Determined to make Nigeria harness the opportunities and benefits of the African Continental Free Trade Agreement (AfCFTA), the Standards Organisation of Nigeria (SON) has unleashed new standards for agricultural produce.
Apart from getting local products ready for export, the agency is equally prepared to curb the rather high level of rejections faced by the nation’s agro products at the international markets.
The concerted efforts are geared towards making locally made products especially agricultural commodities acceptable and competitive particular in intra- African trade.
The Director General, SON, Mallam Farouk Salim, stated these on the sidelines of the visit of SON Governing Council members to audit SON’s facilities in Ogba area of Lagos recently.According to him, most of the times when Nigerian goods are rejected, it is due to failing to go through standard procedures locally before exporting to other countries, saying that as long as exporters continue to ignore local available standards, their products would not sail through global market.
He added: “Exporters do not check the standards of the country they are exporting to, so, as long as our exporters ignore our standards, they will still have their products rejected, but if they follow the procedures, we are here to partner and assist them to make sure that their products are accepted globally.
“If the exporters come to us and they follow the product standards of our country and the standards of the country they are exporting to, then, they should not have problems.”
He added that the standards that have been approved were painstakingly developed through stakeholders’ inputs and considerations, pointing out that it was an indication that standards body has been working very hard to ensure that locally made products in this country are not only up to standards, but produced for export.
“In December, we will have another council meeting to approve new standards. Every standard we put out there is strategic to AfCFTA, because when we establish our standards, it is expected for people who are expecting our goods to look at the standards and then know that the products approved are up to standards. So really, that is a guideline for everything you can think of,” he said.

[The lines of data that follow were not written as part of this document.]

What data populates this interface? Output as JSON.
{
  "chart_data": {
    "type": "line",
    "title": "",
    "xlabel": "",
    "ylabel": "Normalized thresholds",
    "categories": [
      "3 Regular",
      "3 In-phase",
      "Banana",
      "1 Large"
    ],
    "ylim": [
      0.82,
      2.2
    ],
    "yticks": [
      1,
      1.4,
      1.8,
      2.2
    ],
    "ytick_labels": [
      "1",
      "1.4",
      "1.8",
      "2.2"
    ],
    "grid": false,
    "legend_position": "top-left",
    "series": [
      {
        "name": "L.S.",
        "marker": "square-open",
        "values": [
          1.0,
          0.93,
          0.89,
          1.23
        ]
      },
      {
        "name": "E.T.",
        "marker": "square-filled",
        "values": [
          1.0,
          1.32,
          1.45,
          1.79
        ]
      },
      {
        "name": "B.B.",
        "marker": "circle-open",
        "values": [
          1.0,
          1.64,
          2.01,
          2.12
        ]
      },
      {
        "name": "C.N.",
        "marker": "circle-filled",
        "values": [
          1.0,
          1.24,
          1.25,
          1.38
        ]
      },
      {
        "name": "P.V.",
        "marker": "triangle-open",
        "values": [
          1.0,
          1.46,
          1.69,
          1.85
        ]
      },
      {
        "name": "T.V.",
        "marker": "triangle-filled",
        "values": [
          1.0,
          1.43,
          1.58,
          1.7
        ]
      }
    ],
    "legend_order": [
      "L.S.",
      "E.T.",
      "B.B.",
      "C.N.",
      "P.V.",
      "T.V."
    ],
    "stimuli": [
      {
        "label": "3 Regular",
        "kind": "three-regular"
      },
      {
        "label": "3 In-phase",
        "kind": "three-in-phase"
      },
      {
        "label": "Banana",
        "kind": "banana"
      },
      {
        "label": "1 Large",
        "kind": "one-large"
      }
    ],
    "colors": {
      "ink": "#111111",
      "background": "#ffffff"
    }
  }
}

The SON boss declared: “Some of the standards approved have to do with hair and now that people in that line of business now knows that there is a standard for that kind of product in the market. We have standards for food and feed. Anyone who is planning to go into fish farming can always come to us to get this standard to start their fish farming business. The reason why we develop standards is that when we are shipping products from Nigeria to other country, you have a stamp on it and for the person receiving this product would see the sign of quality on the products and also realise that the product is meeting the set standards.”

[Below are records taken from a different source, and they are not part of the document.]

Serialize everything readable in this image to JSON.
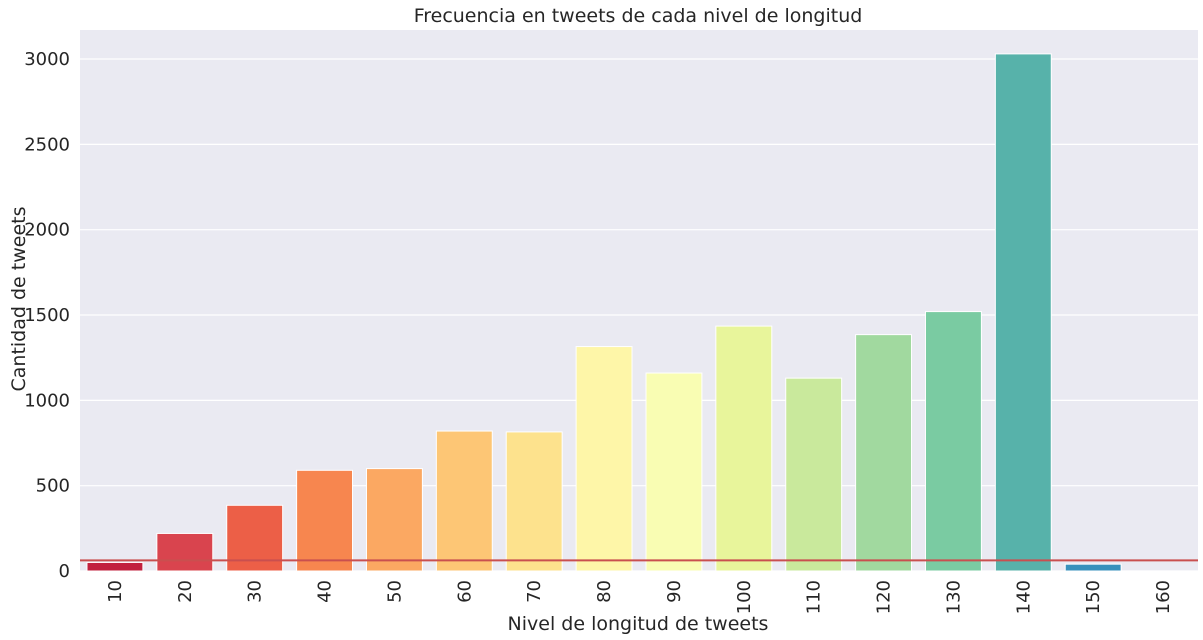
{
  "chart_data": {
    "type": "bar",
    "title": "Frecuencia en tweets de cada nivel de longitud",
    "xlabel": "Nivel de longitud de tweets",
    "ylabel": "Cantidad de tweets",
    "categories": [
      "10",
      "20",
      "30",
      "40",
      "50",
      "60",
      "70",
      "80",
      "90",
      "100",
      "110",
      "120",
      "130",
      "140",
      "150",
      "160"
    ],
    "values": [
      50,
      220,
      385,
      590,
      600,
      820,
      815,
      1315,
      1160,
      1435,
      1130,
      1385,
      1520,
      3030,
      40,
      0
    ],
    "colors": [
      "#c2213e",
      "#d9444e",
      "#ec5f47",
      "#f7864f",
      "#fba862",
      "#fdc675",
      "#fde28d",
      "#fef6a8",
      "#f9fdb3",
      "#e8f59b",
      "#c9e99c",
      "#a1d99f",
      "#7acba2",
      "#57b2aa",
      "#3891bc",
      "#5e4fa2"
    ],
    "ylim": [
      0,
      3170
    ],
    "yticks": [
      0,
      500,
      1000,
      1500,
      2000,
      2500,
      3000
    ],
    "reference_line": 62,
    "reference_line_color": "#c94f4f",
    "background": "#eaeaf2",
    "grid": true,
    "grid_axis": "y",
    "grid_color": "#ffffff"
  }
}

He noted that standards are really important and critical for the agency as part of the efforts to protect unsuspecting consumers from sub-standard goods.
In his words, “The food standards are very important especially for the fish feed standards that we have depending on the kind of fish to be bred in your fish farm. You can use the standards to mix your own fish feed and it means you do not have to import the fish feeds. The same thing you have for poultry. The standards are out there whether you are out to boost meat production or egg laying. The same for cattle either for milk or meat production.”
Earlier, the Chairperson, SON Governing Council, Mrs. Evelyn Ngige, said a total of 37 new standards has been unveiled to boost Nigeria’s industrial development.
She explained that three out of the 37 new standards were reviewed; eight were newly developed while 26 have been adopted for the existing international standards.
According to her, the approved standards, which cut across various sectors of the Nigerian economy are in line with the approved Nigerian Industrial Standardisation Strategy which focuses on stakeholders and market demands for optimisation of available resources.
She noted that 10 of the standards are developed for chemical technology in particular for plastic piping products, thermoplastic pipes, human and synthetic hair extension.